II. Der vorgenannter Entscheidung gemäß Hauptantrag zugrundeliegende Anspruch 1 hat nachfolgenden Wortlaut (Bezugszeichen "30" richtiggestellt in "30'"):
"1. Tür- und Fensterrahmen (1) mit einer Wetterschutzschiene (11, 21), die auf einer am Fensterrahmen (1) oder am Türrahmen angearbeitete Auflage (5) aufgesetzt ist, und die einen im wesentlichen rechtwinklig zur Auflage (5) abstehenden Steg (19, 30') aufweist, an dem im geschlossenen Zustand des Fensterrahmens (1) eine an diesem angebrachte Dichtung (4) anliegt, dadurch gekennzeichnet, daß die Wetterschutzschiene (11, 21) aus zwei Profilteilen (12, 13, 22, 23) zusammengesetzt ist, die vertikal über der Auflage (5) auf dem Fenster- oder Türrahmen (1) miteinander verrastet und die im montierten Zustand fest miteinander verbunden sind, von denen das auf der Außenseite des Fensters bzw. der Tür angeordnete Profilteil (12; 22) aus einem metallischen Werkstoff und das auf der Innenseite angeordnete Profilteil (13; 23) aus einem Isolierwerkstoff hergestellt ist, daß das Profilteil (22) aus metallischem Werkstoff mit einem Auflageflansch (28) versehen ist und daß zur Arretierung der beiden Profilteile (12, 13, 22, 23) miteinander das Profilteil (12, 22) aus metallischem Werkstoff mit einer parallel zur Auflage (5) verlaufenden Aufnahmeöffnung (14, 24) und das andere Profilteil (13, 23) aus Isolierwerkstoff mit einem angeformten Ansatz (15, 25) versehen ist, der der Aufnahmeöffnung (14, 24) angepaßt und in dieser mittels Rastvorsprüngen (16), Hinterschneidungen (17) oder Verzahnungen (26, 27) arretiert ist."
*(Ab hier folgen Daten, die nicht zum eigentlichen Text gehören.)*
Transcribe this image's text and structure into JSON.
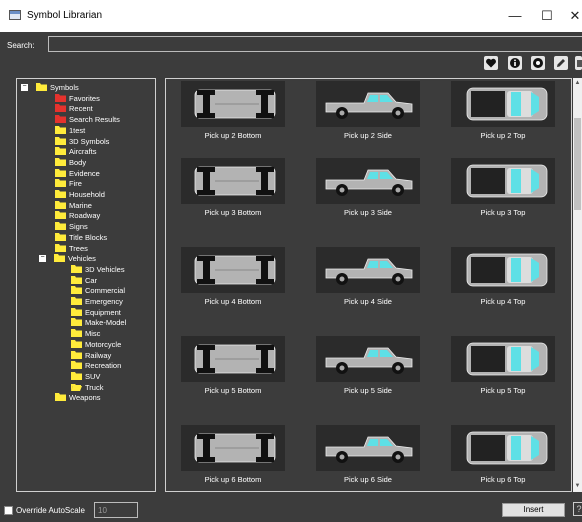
{
  "window": {
    "title": "Symbol Librarian",
    "minimize_glyph": "—",
    "maximize_glyph": "☐",
    "close_glyph": "✕"
  },
  "search": {
    "label": "Search:",
    "value": "",
    "placeholder": ""
  },
  "toolbar": {
    "buttons": [
      {
        "icon": "heart-icon"
      },
      {
        "icon": "info-icon"
      },
      {
        "icon": "settings-icon"
      },
      {
        "icon": "edit-icon"
      },
      {
        "icon": "delete-icon"
      }
    ]
  },
  "tree": {
    "items": [
      {
        "label": "Symbols",
        "expanded": true,
        "color": "#ffeb3b"
      },
      {
        "label": "Favorites",
        "color": "#e5322d"
      },
      {
        "label": "Recent",
        "color": "#e5322d"
      },
      {
        "label": "Search Results",
        "color": "#e5322d"
      },
      {
        "label": "1test",
        "color": "#ffeb3b"
      },
      {
        "label": "3D Symbols",
        "color": "#ffeb3b"
      },
      {
        "label": "Aircrafts",
        "color": "#ffeb3b"
      },
      {
        "label": "Body",
        "color": "#ffeb3b"
      },
      {
        "label": "Evidence",
        "color": "#ffeb3b"
      },
      {
        "label": "Fire",
        "color": "#ffeb3b"
      },
      {
        "label": "Household",
        "color": "#ffeb3b"
      },
      {
        "label": "Marine",
        "color": "#ffeb3b"
      },
      {
        "label": "Roadway",
        "color": "#ffeb3b"
      },
      {
        "label": "Signs",
        "color": "#ffeb3b"
      },
      {
        "label": "Title Blocks",
        "color": "#ffeb3b"
      },
      {
        "label": "Trees",
        "color": "#ffeb3b"
      },
      {
        "label": "Vehicles",
        "expanded": true,
        "color": "#ffeb3b"
      },
      {
        "label": "3D Vehicles",
        "color": "#ffeb3b"
      },
      {
        "label": "Car",
        "color": "#ffeb3b"
      },
      {
        "label": "Commercial",
        "color": "#ffeb3b"
      },
      {
        "label": "Emergency",
        "color": "#ffeb3b"
      },
      {
        "label": "Equipment",
        "color": "#ffeb3b"
      },
      {
        "label": "Make-Model",
        "color": "#ffeb3b"
      },
      {
        "label": "Misc",
        "color": "#ffeb3b"
      },
      {
        "label": "Motorcycle",
        "color": "#ffeb3b"
      },
      {
        "label": "Railway",
        "color": "#ffeb3b"
      },
      {
        "label": "Recreation",
        "color": "#ffeb3b"
      },
      {
        "label": "SUV",
        "color": "#ffeb3b"
      },
      {
        "label": "Truck",
        "open": true,
        "color": "#ffeb3b"
      },
      {
        "label": "Weapons",
        "color": "#ffeb3b"
      }
    ]
  },
  "symbols": [
    {
      "label": "Pick up 2 Bottom",
      "view": "bottom"
    },
    {
      "label": "Pick up 2 Side",
      "view": "side"
    },
    {
      "label": "Pick up 2 Top",
      "view": "top"
    },
    {
      "label": "Pick up 3 Bottom",
      "view": "bottom"
    },
    {
      "label": "Pick up 3 Side",
      "view": "side"
    },
    {
      "label": "Pick up 3 Top",
      "view": "top"
    },
    {
      "label": "Pick up 4 Bottom",
      "view": "bottom"
    },
    {
      "label": "Pick up 4 Side",
      "view": "side"
    },
    {
      "label": "Pick up 4 Top",
      "view": "top"
    },
    {
      "label": "Pick up 5 Bottom",
      "view": "bottom"
    },
    {
      "label": "Pick up 5 Side",
      "view": "side"
    },
    {
      "label": "Pick up 5 Top",
      "view": "top"
    },
    {
      "label": "Pick up 6 Bottom",
      "view": "bottom"
    },
    {
      "label": "Pick up 6 Side",
      "view": "side"
    },
    {
      "label": "Pick up 6 Top",
      "view": "top"
    }
  ],
  "footer": {
    "override_label": "Override AutoScale",
    "override_checked": false,
    "scale_value": "10",
    "insert_label": "Insert",
    "help_label": "?"
  },
  "colors": {
    "background": "#3c3c3c",
    "folder_yellow": "#ffeb3b",
    "folder_red": "#e5322d",
    "truck_body": "#b3b3b3",
    "window_glass": "#5ee0e6"
  }
}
Anspruch 1 des Hilfsantrages ist inhaltsgleich mit dem des Hauptantrages und lediglich einteilig abgefaßt.
III. Gegen vorgenannte Entscheidung der Einspruchsabteilung hat die Patentinhaberin - nachfolgend Beschwerdeführerin - am 9. August 2002 unter gleichzeitiger Zahlung der Gebühr Beschwerde eingelegt und diese am 11. Oktober 2002 begründet.
IV. Nach vorbereitender Mitteilung der Kammer gemäß Artikel 11 (2) VOBK, in der diese vorläufig zu den Druckschriften
(D1) DE-U-8 000 834
(D2) DE-A-3 347 050
(D3) DE-U-7 804 195
(D4) DE-A-3 117 139 und
(D5) DE-A-1 509 442
Stellung nahm, fand am 6. November 2003 eine mündliche Verhandlung vor der Kammer statt und zwar auf der Basis des in Abschnitt II zitierten Anspruchs 1.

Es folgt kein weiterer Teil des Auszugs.